- Music
- 03 May 07
Irish film selected for Cannes showcase
Garage, the follow-up to Adam and Paul, has received the backing of the most prestigious film festival in the world.
The Irish film industry has received another major boost with the selection of the home produced Garage in the Director’s Fortnight at Cannes Film Festival.
Coming hot on the heels of the triumph of John Carney’s superb Once at the Sundance Film Festival, it suggests that the Irish film industry may finally be coming of age.
Produced by Ed Guiney, Garage is the second film made by the director and writer team of Lenny Abrahamson and Mark O’Halloran, who made their debut with the hugely impressive Adam and Paul.
"That was a stunningly good movie,” Hot Press editor Niall Stokes commented. “It was brilliantly funny, full of warmth and humanity – and yet it didn’t shirk the hard truths about heroin addiction and the way it crushes people and dehumanises them. I think it’s one of the all time great Irish films, so there is an understandable sense of expectation now about Garage.”

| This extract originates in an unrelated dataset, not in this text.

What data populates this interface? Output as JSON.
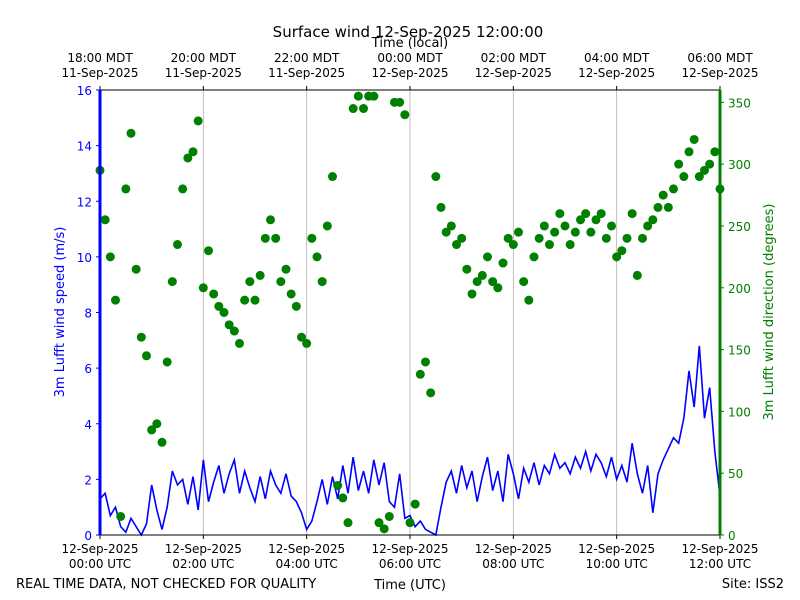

Garage, which was backed by the Irish Film Board, stars Irish comedian and actor Pat Shortt – best known for his Kilinaskully vehicle on RTE – and features a cast which includes Anne-Marie Duff (who also starred in Shameless and The Magdalene Sisters) and newcomer Conor Ryan. Set in the mid-West, the film features Shortt as the eccentric caretaker of a petrol station, a man in search of love as all around him conspires against him.
The film’s executive producer is Andrew Lowe, of Element Pictures, who were also involved in 2006’s Palme D’Or winning The Wind That Shakes The Barley.
"Garage is such a wonderful movie,” Olivier Père, Artistic Director of Directors Fortnight commented. “It is beautifully made and very moving with an amazing performance from Pat Shortt, who will be the great discovery of the international audience at the Fortnight this year."
"For the Irish film sector the Cannes Film Festival continues to be a unique and pivotal contact point with the global marketplace for film,” the Minister for Arts, Sport and Tourism, John O’Donoghue commented. “The presence of another Irish project in this prestigious event, following on from the success at the Palme D'Or in 2006 of The Wind the Shakes the Barley, is evidence of the consistent high quality of Irish film production. I would like to congratulate the producers and all those involved, including Pat Shortt, Lenny Abrahamson and writer Mark O’Halloran.”
Pat Shortt is interviewed in the new issue of Hot Press alongside Limerick musician Daragh Dukes – with whom he has collaborated on the new Headgear album, Flight Cases.
The Cannes Film Festival runs from 16 to 27 May.